A graph model reads the original structure. Even a user with zero purchases is connected to the graph through their signup attributes, browsing behavior, geographic location, device type, referral channel, and any other data you capture. Every one of those connections provides signal that the model can propagate through the graph to generate recommendations.
This is why graph models show their largest accuracy gains precisely where traditional models struggle most: sparse data and cold start. The denser your interaction data, the smaller the gap between collaborative filtering and graph models. The sparser your data, the larger the gap becomes. Since most real-world ecommerce data is sparse, the gap matters.
The Netflix/Amazon comparison, honestly
Netflix and Amazon built recommendation systems that work very well. But they did it with hundreds of ML engineers over many years. The Netflix recommendation system is not one algorithm. It is a complex ensemble of 200+ specialized models with a meta-ranking layer on top, backed by custom infrastructure for feature computation, model serving, and online experimentation.
If you have that team and that timeline, build a hybrid system. You will get excellent results.
If you do not have that team (and most companies do not), the question is: what gets you closest to Netflix-quality recommendations with the resources you actually have? A collaborative filtering model with manual feature engineering gets you part of the way. A graph-based foundation model that reads your relational data directly gets you further, faster, with a smaller team.
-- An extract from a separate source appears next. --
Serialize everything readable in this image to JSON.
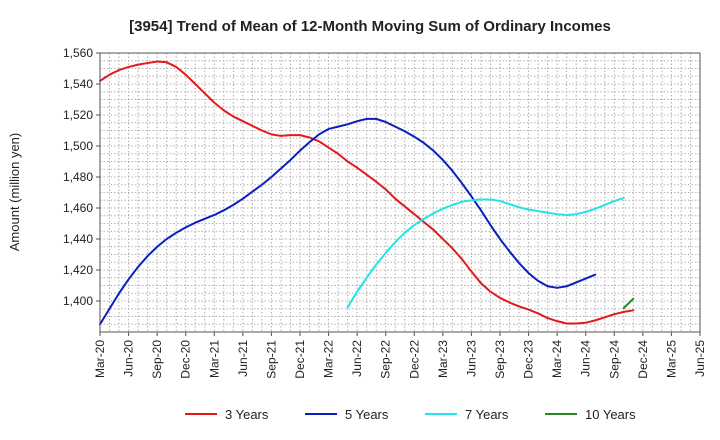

recommendation_approach_roi
| approach | team_size_needed | time_to_production | cold_start_quality | accuracy_ceiling |
|---|---|---|---|---|
| Rule-based | 1 engineer | 1-2 weeks | Generic (popularity only) | Low |
| Collaborative filtering | 2-3 ML engineers | 2-3 months | Fails (no data = no recs) | Moderate |
| Hybrid deep learning (Netflix-style) | 20-200+ ML engineers | 1-3 years | Partial (contextual signals) | Very high |
| KumoRFM | 1 ML engineer or analyst | Days to weeks | Strong (relational context) | Very high |
Practical comparison of team investment vs. recommendation quality. KumoRFM reaches near Netflix-level accuracy with a fraction of the team size and timeline.
Getting started: a practical path
You do not need to rip out your current system. Here is the practical path from wherever you are to graph-based recommendations:
- If you have nothing today: Skip collaborative filtering entirely. Start with KumoRFM. Connect your product catalog, user table, and order history. Write a PQL query. You will have production-quality recommendations, including cold-start coverage, in days instead of months.
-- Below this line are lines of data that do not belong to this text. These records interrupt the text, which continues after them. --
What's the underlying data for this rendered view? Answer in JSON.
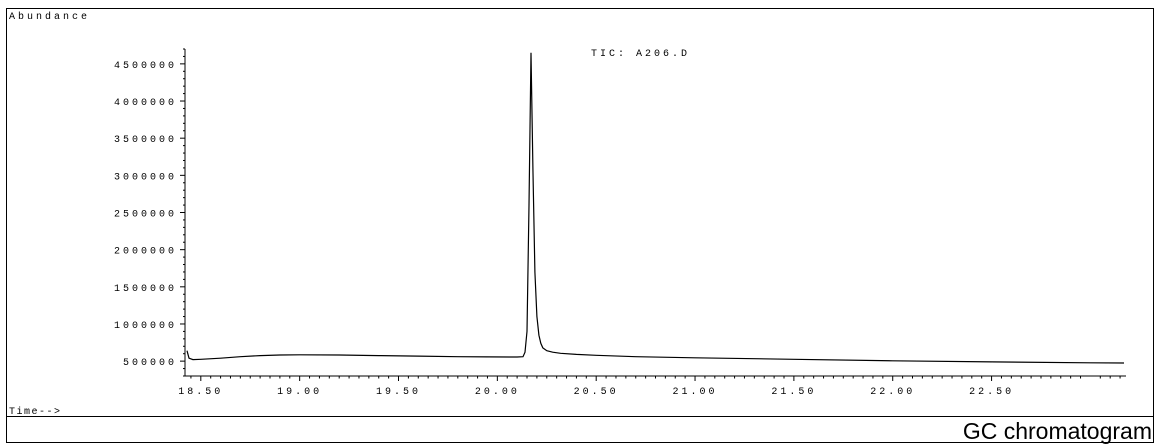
{
  "figure": {
    "caption": "GC chromatogram"
  },
  "colors": {
    "line": "#000000",
    "background": "#ffffff"
  },
  "chart_data": {
    "type": "line",
    "title": "TIC: A206.D",
    "ylabel": "Abundance",
    "xlabel": "Time-->",
    "xlim": [
      18.42,
      23.18
    ],
    "ylim": [
      300000,
      4700000
    ],
    "x_ticks": [
      18.5,
      19.0,
      19.5,
      20.0,
      20.5,
      21.0,
      21.5,
      22.0,
      22.5
    ],
    "x_tick_labels": [
      "18.50",
      "19.00",
      "19.50",
      "20.00",
      "20.50",
      "21.00",
      "21.50",
      "22.00",
      "22.50"
    ],
    "y_ticks": [
      500000,
      1000000,
      1500000,
      2000000,
      2500000,
      3000000,
      3500000,
      4000000,
      4500000
    ],
    "y_tick_labels": [
      "500000",
      "1000000",
      "1500000",
      "2000000",
      "2500000",
      "3000000",
      "3500000",
      "4000000",
      "4500000"
    ],
    "grid": false,
    "series": [
      {
        "x": [
          18.43,
          18.44,
          18.46,
          18.5,
          18.6,
          18.7,
          18.8,
          18.9,
          19.0,
          19.2,
          19.4,
          19.6,
          19.8,
          19.95,
          20.1,
          20.13,
          20.14,
          20.15,
          20.16,
          20.17,
          20.18,
          20.19,
          20.2,
          20.21,
          20.22,
          20.23,
          20.25,
          20.28,
          20.32,
          20.4,
          20.5,
          20.7,
          21.0,
          21.5,
          22.0,
          22.5,
          23.0,
          23.17
        ],
        "y": [
          640000,
          540000,
          520000,
          525000,
          540000,
          560000,
          575000,
          582000,
          585000,
          582000,
          575000,
          568000,
          560000,
          557000,
          555000,
          560000,
          620000,
          900000,
          2600000,
          4650000,
          3100000,
          1700000,
          1100000,
          850000,
          740000,
          680000,
          640000,
          620000,
          605000,
          590000,
          578000,
          560000,
          545000,
          525000,
          505000,
          490000,
          478000,
          475000
        ]
      }
    ]
  }
}
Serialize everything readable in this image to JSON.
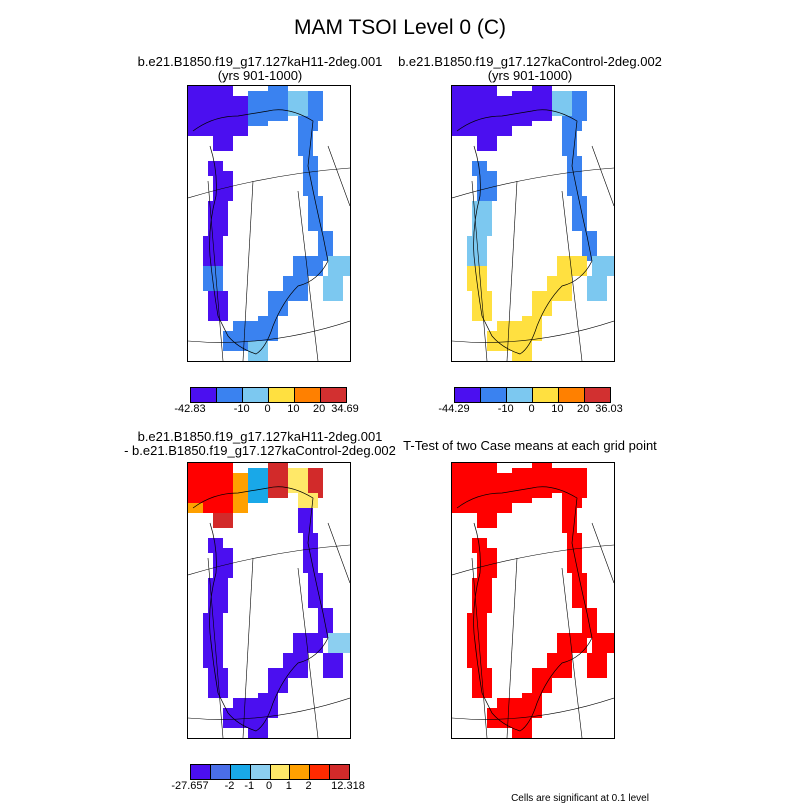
{
  "title": "MAM TSOI Level 0 (C)",
  "panels": [
    {
      "id": "case1",
      "title_line1": "b.e21.B1850.f19_g17.127kaH11-2deg.001",
      "title_line2": "(yrs 901-1000)",
      "colorbar": {
        "colors": [
          "#4b0ff0",
          "#3a82f0",
          "#7cc8f0",
          "#ffe040",
          "#ff8000",
          "#d23030"
        ],
        "tick_labels": [
          "-42.83",
          "-10",
          "0",
          "10",
          "20",
          "34.69"
        ]
      }
    },
    {
      "id": "case2",
      "title_line1": "b.e21.B1850.f19_g17.127kaControl-2deg.002",
      "title_line2": "(yrs 901-1000)",
      "colorbar": {
        "colors": [
          "#4b0ff0",
          "#3a82f0",
          "#7cc8f0",
          "#ffe040",
          "#ff8000",
          "#d23030"
        ],
        "tick_labels": [
          "-44.29",
          "-10",
          "0",
          "10",
          "20",
          "36.03"
        ]
      }
    },
    {
      "id": "difference",
      "title_line1": "b.e21.B1850.f19_g17.127kaH11-2deg.001",
      "title_line2": "- b.e21.B1850.f19_g17.127kaControl-2deg.002",
      "colorbar": {
        "colors": [
          "#4b0ff0",
          "#4a6ee8",
          "#19a8e8",
          "#8ccff0",
          "#ffe868",
          "#ffa000",
          "#ff2a00",
          "#d22a2a"
        ],
        "tick_labels": [
          "-27.657",
          "-2",
          "-1",
          "0",
          "1",
          "2",
          "12.318"
        ]
      }
    },
    {
      "id": "ttest",
      "title_line1": "T-Test of two Case means at each grid point",
      "footnote": "Cells are significant at 0.1 level"
    }
  ],
  "colors": {
    "dark_blue": "#4b0ff0",
    "mid_blue": "#3a82f0",
    "light_blue": "#7cc8f0",
    "yellow": "#ffe040",
    "red": "#ff0000"
  }
}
- If you have a collaborative filtering model: Keep it running. Add KumoRFM as a parallel system. Compare results on cold-start users first, where the gap is largest. Then expand to all users and measure the revenue lift.
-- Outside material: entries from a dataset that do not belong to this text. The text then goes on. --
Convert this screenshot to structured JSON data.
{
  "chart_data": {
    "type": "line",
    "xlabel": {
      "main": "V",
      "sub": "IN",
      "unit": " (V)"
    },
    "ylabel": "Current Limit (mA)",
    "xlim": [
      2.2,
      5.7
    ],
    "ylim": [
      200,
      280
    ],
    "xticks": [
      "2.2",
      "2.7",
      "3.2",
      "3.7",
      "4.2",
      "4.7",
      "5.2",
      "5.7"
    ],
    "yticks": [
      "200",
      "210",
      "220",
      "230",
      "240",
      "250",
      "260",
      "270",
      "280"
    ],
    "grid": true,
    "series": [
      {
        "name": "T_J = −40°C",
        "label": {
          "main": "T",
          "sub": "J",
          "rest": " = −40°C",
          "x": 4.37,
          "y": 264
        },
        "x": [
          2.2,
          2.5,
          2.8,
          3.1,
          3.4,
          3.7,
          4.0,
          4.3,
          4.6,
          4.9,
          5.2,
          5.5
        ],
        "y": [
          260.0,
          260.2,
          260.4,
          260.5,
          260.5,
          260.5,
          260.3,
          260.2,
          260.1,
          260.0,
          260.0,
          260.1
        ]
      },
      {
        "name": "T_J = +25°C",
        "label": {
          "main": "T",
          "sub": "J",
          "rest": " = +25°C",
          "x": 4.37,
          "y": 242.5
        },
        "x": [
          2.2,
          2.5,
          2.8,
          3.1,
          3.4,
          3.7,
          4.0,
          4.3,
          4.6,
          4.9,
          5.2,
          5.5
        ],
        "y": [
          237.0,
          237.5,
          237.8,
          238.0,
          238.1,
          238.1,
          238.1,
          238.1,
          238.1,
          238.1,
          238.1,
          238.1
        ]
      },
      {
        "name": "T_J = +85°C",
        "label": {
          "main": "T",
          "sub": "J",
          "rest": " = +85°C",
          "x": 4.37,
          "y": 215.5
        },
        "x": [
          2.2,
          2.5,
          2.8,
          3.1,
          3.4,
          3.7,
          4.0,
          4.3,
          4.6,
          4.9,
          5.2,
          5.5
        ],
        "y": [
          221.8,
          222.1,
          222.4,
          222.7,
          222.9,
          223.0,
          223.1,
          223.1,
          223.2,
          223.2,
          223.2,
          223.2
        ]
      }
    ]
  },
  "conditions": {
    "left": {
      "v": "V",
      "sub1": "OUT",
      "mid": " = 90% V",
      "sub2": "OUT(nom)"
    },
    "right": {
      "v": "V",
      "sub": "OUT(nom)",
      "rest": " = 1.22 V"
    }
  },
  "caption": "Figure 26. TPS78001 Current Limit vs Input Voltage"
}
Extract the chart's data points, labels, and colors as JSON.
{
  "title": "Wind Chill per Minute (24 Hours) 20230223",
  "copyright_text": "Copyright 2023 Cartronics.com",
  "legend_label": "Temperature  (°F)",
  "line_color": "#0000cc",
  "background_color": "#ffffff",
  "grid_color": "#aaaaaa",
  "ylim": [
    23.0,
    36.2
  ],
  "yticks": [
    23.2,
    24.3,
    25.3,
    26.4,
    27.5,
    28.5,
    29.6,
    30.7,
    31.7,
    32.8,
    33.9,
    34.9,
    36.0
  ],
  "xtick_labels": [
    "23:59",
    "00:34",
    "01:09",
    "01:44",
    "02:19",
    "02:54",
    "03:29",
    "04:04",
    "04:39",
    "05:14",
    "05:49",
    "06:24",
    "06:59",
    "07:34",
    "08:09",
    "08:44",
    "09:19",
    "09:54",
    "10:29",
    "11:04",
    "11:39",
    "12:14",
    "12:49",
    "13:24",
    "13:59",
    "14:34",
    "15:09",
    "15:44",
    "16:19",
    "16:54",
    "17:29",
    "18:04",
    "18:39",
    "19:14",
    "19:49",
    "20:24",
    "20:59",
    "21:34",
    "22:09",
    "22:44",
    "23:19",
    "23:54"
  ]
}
- If you have a hybrid system: Test KumoRFM against your current system on the segments where your current system is weakest (typically cold start, sparse categories, and long-tail items). The foundation model approach often matches or beats custom hybrid systems on these segments while requiring a fraction of the maintenance.
- Regardless of starting point: Connect more tables over time. The more relational context KumoRFM can read (sessions, reviews, categories, merchants, inventory), the more patterns it discovers. Each additional table is a marginal improvement with zero additional feature engineering.